マーク・ペリーのオールターナティヴTVによる2019年の作品です。パンク時代からすでに40年が経ちましたが、こうして元気に活動しているのは大変心強いことです。しかも、ここへきてかなり攻めた内容なのが凄いです。

 本作品は2015年の前作発表以降にシングルやEP、あるいはコンピレーションへの提供によって発表された楽曲をまとめたアルバムです。コンピとはいえ、マークも言っている通り、ひとつのまとまったアルバムとして聴かれるべき作品です。

 最初の2曲、「ディス・リトル・ガール」と「アート・スクール・プロジェクト」は2016年発表のシングル、続く「ネガティブ・プリミティブ」と「レベル・プルーフ・グラス」も同じく7インチ・シングルからの収録で、こちらは2017年の発表です。

 続く4曲は2018年のEP「ダーク・プレイセズ」から、「ラジエーター」は「プレゼントリー・アンタイトルド」なるフォース・ダイメンジョンのコンピ提供曲、最新シングル「ウォールズ/ホロウ・ストリーム」、コンピ「ロウ・エクスペクテイション」への「チャイニーズ・バーン」と続きます。

 こうしてみると、曲順はほぼ発表順です。律儀な並べ方でもまとまりのあるアルバムになるわけですから、2016年からこちら4年間のオールターナティヴTVの活動は同じテンションで継続してきたことが分かります。安定した活動が続いていたんです。

 メンバーもプロデューサーを兼ねているデイヴ・モーガンが全曲に登場しています。モーガンは前作もプロデュースしていますから、マークとの付き合いも長くなりました。さらに前作参加のクライヴ・ギブリン、スティーヴ・カーターが前半部分に登場しています。

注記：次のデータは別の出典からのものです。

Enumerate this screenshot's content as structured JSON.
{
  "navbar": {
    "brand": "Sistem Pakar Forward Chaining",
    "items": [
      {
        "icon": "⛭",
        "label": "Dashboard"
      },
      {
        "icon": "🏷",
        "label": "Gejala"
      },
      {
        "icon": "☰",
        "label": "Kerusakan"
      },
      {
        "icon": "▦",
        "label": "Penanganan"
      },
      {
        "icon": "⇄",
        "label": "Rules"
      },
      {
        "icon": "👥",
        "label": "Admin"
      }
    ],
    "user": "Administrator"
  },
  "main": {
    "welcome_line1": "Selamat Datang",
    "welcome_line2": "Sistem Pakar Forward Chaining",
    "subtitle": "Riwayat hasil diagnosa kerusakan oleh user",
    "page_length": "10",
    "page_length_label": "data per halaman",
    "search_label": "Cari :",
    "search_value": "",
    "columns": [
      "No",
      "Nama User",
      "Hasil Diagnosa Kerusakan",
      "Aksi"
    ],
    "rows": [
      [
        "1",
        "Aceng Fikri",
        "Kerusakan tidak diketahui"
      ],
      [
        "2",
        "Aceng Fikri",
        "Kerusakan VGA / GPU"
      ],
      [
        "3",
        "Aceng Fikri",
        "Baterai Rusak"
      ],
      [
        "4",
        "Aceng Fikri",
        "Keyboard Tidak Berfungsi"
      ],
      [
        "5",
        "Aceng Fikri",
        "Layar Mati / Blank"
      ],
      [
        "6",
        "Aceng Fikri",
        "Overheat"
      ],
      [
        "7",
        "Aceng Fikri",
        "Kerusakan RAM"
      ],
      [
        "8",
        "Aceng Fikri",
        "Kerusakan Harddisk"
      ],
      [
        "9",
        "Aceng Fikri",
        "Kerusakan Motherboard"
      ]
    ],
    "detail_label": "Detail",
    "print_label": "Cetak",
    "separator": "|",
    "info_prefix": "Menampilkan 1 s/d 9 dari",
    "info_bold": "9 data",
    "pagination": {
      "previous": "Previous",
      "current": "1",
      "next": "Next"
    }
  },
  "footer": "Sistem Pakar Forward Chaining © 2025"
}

 安定したメンバーによる安定した活動がもたらしたものは、初期のオールターナティブTVの持っていた実験的な作風の深化です。アシッド・フォーク的になったり、ベーシックなロックンロールに回帰した時期を経てのエクルペリメンタルなサウンドが眩しいです。

 ここではマークはボーカルに加えてシンセサイザーとパーカッションとクレジットされています。トレードマークのギターではありません。ライヴではギターを弾いているようですが、モーガンとともに操るシンセがアルバムでは重要な役割を果たしています。

 そのシンセはクラブ・ミュージック標準のサウンドではなく、ロウファイでアナログなノイズを叩きだしており、パーカッションやギターのサウンドとも自然に融合しています。洗練されないエレクトロニクスがオールターナティヴ精神を際立たせる役割を果たしています。

 とりわけ最新シングルの「ウォールズ」と「ホロウ・ストリーム」では、ほぼモーガンとマークの二人による陰鬱なシンセ・サウンドが展開して心を波立たせます。パンク/ニュー・ウェイブ期のサウンドを彷彿させるおどろおどろしさがいいです。

 サブウェイ・セクトのヴィック・ゴダードが一曲ギターで参加していますし、最近ホワイトハウスのウィリアム・ベネットとの2ショットも投稿されました。オールターナティヴ精神は死なず。ここに脈々と息づいています。マークの作品はどれもこれも名盤です。これも名作。